© JUNGE FREIHEIT Verlag GmbH & Co. www.jungefreiheit.de 25/07 15. Juni 2007

LOCKERUNGSÜBUNGEN
Erfolgsbilanz
Karl Heinzen

Bis zum G8-Gipfel von Heiligendamm dachten viele, daß sich Angela Merkel ein Vorbild an der "Eisernen Lady" Margaret Thatcher genommen haben könnte. Nun wissen wir, daß es doch eher Lady Di, die Königin der Herzen, ist, in deren Fußstapfen sie zu treten beabsichtigt. Wurde im Vorfeld der Zusammenkunft der Staats- und Regierungschefs noch voller Pessimismus orakelt, zwischen ihnen könnten sich schwere Spannungen entladen, so hat es die deutsche Kanzlerin binnen weniger Stunden mit Charme, Humor und Nonchalance verstanden, für eine lockere Atmosphäre zu sorgen und auf diese Weise Brücken zu bauen, die alle vorgeblichen Streithähne bereitwillig und erleichtert beschritten. Diese diplomatische Leistung ist ganz alleine ihr Verdienst, allenfalls das sonnige Wetter hat ihr dabei zur Seite gestanden.

Die Ergebnisse des Gipfeltreffens sind beeindruckend. Rußland und die USA haben erkannt, daß es zwischen ihnen eigentlich gar keine Interessengegensätze gibt und die in scharfen Worten geführten Auseinandersetzungen der jüngsten Zeit bloß auf Irrtümern beruhen. In Wahrheit treten beide Seiten nämlich gemeinsam für Frieden, Stabilität, Menschenrechte und Wohlstand ein. Über alle anderen Fragen wird man in Ruhe miteinander sprechen können.

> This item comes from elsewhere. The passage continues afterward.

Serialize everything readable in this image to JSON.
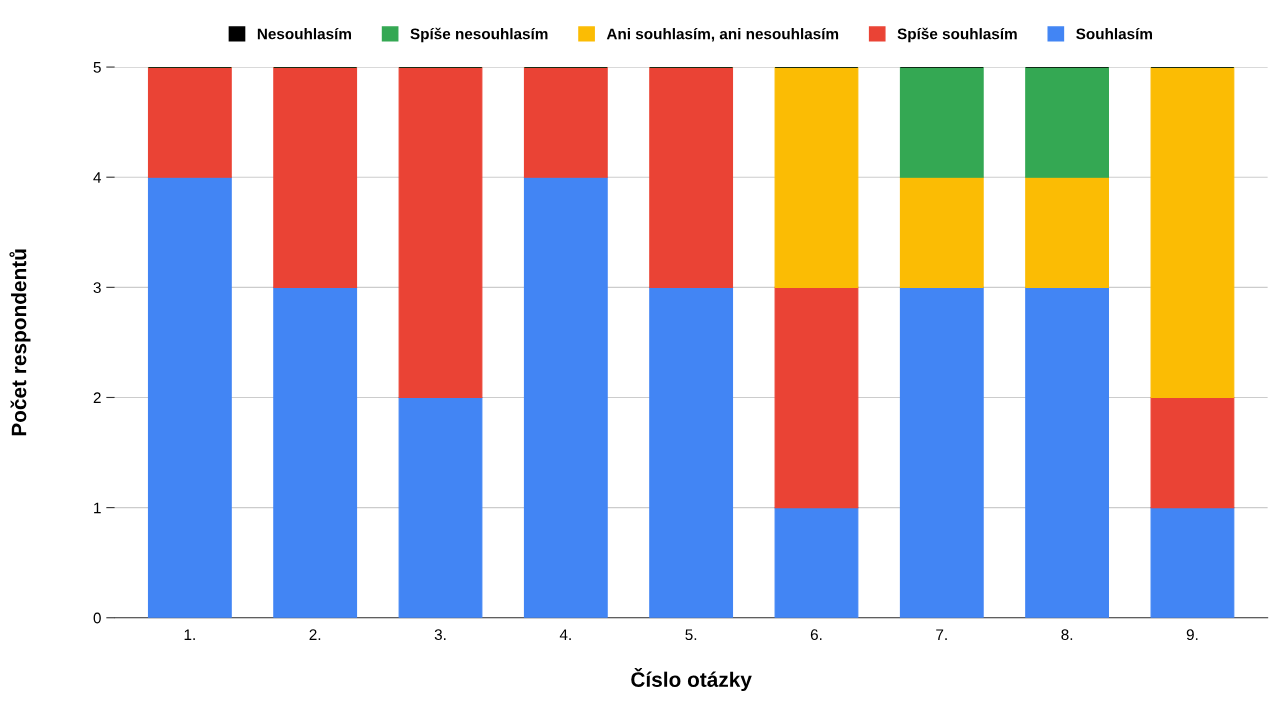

Ferner dürfen alle aufatmen, die sich um das Wetter der Zukunft sorgen. Die Amerikaner haben anerkannt, daß der Mensch tatsächlich auch ein bißchen Mitverantwortung für den Klimawandel zu tragen scheint. Sie sind damit einverstanden, daß man die Erderwärmung bis zum Jahr 2050 auf zwei Grad begrenzen sollte und sehen, wie alle anderen Partnerstaaten auch, in den Vereinten Nationen den geeigneten Rahmen, um hier zügig und im globalen Konsens zu einer effizienten Lösung zu kommen. Diesen Bemühungen der Weltorganisation konnte und wollte man in Heiligendamm natürlich nicht vorgreifen. Doch schon im Herbst sollen die Umweltminister der G8-Staaten zusammenkommen, um weitere Überlegungen anzustellen. Daß die Gloablisierungskritiker dies als Erfolg, aber auch als Mahnung interpretieren dürfen, hat die Kanzlerin höchstselbst herausgestellt: "Wer friedlich demonstriert, dessen Anliegen werden gehört."

Noch viel wichtiger als das Klima der fernen Zukunft im meteorologischen Sinne ist jedoch jenes, das heute zwischen den führenden Politikern der wichtigsten Nationen herrscht. Solange es so offen und freundschaftlich wie in Heiligendamm ist und bleibt, muß uns nicht bange sein, daß die Globalisierung auch weiterhin ein menschliches Antlitz haben wird.